Nuestra impotencia no debe ser sobre Anna, sino sobre el contexto de la situación. Sus convicciones son grandes, pero mayores serán los motivos por los que ha decidido rehacer su vida. Yo también pienso en ello cada día, si todo lo que he sacrificado ha merecido la pena. Y creo que parar es legítimo, porque nadie está obligado a salvar al mundo ni a ser un superhéroe. Entiendo la frustración de una parte del independentismo (seguramente pequeña, pero a veces las minorías hacen mucho ruido y parecen muchos; y también a veces nos olvidamos que Twitter sólo representa un 10% de la población). Nuestra naturaleza nos hace derivar responsabilidades para digerir lo que no somos capaces de transformar.
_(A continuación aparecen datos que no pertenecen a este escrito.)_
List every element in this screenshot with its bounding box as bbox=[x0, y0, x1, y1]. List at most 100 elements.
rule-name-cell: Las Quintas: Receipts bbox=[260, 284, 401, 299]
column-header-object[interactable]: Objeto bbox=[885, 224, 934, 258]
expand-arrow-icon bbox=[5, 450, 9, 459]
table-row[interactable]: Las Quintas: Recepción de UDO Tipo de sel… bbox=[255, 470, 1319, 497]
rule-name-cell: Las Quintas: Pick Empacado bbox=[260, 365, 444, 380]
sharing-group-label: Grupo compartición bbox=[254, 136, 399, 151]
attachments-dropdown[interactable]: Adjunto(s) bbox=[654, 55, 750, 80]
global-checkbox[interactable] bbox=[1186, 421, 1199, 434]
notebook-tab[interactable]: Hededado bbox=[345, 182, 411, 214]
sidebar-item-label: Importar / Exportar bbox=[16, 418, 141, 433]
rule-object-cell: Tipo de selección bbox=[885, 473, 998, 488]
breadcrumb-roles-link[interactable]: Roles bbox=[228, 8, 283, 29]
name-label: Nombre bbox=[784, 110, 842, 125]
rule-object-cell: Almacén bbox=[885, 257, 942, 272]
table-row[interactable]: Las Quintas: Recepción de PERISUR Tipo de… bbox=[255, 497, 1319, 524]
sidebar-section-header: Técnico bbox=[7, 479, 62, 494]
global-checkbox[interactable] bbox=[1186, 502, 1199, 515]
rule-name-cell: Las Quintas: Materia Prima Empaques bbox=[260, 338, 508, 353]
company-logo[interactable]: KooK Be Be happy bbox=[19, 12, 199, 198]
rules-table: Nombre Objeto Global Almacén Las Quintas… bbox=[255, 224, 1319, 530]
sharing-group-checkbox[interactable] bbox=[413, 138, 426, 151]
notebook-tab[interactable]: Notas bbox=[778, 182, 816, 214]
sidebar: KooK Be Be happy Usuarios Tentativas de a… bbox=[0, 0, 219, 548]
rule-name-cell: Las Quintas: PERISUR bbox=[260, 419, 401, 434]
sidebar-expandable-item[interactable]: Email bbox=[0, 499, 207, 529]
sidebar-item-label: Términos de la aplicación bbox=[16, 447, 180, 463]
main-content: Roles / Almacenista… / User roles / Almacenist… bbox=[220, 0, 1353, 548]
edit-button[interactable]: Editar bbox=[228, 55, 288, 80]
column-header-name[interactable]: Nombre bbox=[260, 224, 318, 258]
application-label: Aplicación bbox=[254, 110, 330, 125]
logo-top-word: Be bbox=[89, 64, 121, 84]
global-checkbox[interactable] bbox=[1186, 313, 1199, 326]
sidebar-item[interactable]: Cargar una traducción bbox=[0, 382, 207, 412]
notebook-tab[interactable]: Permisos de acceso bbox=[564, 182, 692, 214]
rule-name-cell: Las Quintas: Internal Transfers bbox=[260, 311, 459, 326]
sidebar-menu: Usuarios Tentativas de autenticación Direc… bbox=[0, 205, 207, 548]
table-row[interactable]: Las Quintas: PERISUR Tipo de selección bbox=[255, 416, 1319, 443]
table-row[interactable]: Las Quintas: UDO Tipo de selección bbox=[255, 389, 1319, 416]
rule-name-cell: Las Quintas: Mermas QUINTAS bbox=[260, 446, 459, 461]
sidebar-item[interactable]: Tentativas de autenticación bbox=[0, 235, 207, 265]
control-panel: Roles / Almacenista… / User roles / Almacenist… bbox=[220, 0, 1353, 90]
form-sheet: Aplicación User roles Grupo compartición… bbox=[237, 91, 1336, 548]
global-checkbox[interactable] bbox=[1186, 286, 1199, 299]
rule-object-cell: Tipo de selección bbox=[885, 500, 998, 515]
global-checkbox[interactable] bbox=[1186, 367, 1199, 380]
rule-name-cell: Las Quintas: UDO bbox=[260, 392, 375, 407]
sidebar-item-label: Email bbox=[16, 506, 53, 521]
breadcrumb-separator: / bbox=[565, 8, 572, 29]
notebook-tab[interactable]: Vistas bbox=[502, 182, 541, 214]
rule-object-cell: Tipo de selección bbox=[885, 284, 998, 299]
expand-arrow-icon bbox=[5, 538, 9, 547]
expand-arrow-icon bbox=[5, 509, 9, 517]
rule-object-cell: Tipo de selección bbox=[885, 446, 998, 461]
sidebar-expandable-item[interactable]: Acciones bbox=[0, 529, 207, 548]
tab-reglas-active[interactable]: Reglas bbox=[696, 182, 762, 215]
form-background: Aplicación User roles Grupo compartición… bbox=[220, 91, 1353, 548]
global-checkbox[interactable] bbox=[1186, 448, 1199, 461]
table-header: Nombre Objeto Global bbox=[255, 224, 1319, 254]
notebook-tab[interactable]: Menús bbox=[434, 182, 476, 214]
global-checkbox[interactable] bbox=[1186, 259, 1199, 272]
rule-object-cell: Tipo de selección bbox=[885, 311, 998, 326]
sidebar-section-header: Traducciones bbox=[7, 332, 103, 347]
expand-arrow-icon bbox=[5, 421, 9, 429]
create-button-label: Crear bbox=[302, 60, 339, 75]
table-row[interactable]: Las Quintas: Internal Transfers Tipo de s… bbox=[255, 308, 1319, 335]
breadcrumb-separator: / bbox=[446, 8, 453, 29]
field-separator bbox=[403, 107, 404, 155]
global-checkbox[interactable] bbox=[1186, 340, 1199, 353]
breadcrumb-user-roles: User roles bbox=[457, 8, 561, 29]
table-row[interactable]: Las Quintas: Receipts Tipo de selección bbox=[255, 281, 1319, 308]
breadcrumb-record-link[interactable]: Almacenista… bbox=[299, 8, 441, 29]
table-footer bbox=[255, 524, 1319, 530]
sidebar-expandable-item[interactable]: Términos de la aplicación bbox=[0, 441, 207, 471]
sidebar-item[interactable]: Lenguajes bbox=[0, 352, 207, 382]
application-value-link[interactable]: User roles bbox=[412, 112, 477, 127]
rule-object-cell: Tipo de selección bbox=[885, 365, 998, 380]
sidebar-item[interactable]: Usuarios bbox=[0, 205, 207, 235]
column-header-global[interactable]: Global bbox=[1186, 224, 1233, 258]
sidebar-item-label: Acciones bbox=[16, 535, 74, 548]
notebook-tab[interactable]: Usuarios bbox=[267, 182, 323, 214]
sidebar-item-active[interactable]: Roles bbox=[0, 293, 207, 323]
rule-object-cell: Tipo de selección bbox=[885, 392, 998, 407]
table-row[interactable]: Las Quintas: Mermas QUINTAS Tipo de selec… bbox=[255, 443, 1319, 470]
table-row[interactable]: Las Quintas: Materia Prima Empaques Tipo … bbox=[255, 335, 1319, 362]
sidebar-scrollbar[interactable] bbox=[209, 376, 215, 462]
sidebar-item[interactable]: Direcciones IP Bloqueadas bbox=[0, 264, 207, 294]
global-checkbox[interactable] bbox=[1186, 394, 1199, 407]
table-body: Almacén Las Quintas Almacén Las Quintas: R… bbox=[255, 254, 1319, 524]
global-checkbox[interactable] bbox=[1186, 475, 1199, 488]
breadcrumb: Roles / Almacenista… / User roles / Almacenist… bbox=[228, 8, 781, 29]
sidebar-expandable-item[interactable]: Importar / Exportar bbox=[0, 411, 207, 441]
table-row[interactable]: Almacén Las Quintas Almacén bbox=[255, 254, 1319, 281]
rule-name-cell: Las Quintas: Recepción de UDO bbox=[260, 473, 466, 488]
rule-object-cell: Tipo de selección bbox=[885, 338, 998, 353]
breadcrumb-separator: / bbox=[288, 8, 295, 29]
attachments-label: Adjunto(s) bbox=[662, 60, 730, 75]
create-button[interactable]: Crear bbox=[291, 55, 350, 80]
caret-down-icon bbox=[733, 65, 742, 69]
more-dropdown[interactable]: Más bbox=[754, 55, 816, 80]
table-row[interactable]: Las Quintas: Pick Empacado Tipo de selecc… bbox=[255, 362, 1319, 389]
Los ataques hacia Anna son injustos, porque si es cuestión de sumar, el trabajo realizado por Anna, su sacrificio, han sido positivos, y merece ser recibida como alguien que ha tenido que dar mucho porque todos no hemos sido capaces de dar un poco. Ahora, siempre he pensado que la evolución nace de la autocrítica y las frustraciones del pueblo nacen en parte de haberlo infantilizado, de no hablar claro y edulcorar la realidad jugando con la ilusión de la gente. El regreso de Anna es una victoria para ella, para su familia y sus amigos; pero no es una victoria del independentismo fruto del trabajo realizado. Hemos dejado de gritar «independencia» para gritar «amnistía» y hemos vaciado las calles para llenar las redes de consignas vacías. Un “si la represión no se detiene, nosotros tampoco” se ha convertido en un “si nosotros nos detenemos, la represión también”. Y parece que no hayamos aprendido nada de los últimos cuatro años. Este no es el camino si queremos volver a poner a la gente en pie. Es necesario recuperar la confianza y hablarles como adultos. Y sobre todo, por favor, no volver a poner represaliados a encabezar un proceso de liberación nacional.
Me alegro mucho por ti, Anna. Debemos estar siempre agradecidos por tu compromiso, por el trabajo realizado y por todo lo que nos has enseñado. Te habías ido de casa para luchar por los derechos fundamentales y yo pienso que ser feliz es uno de esos derechos.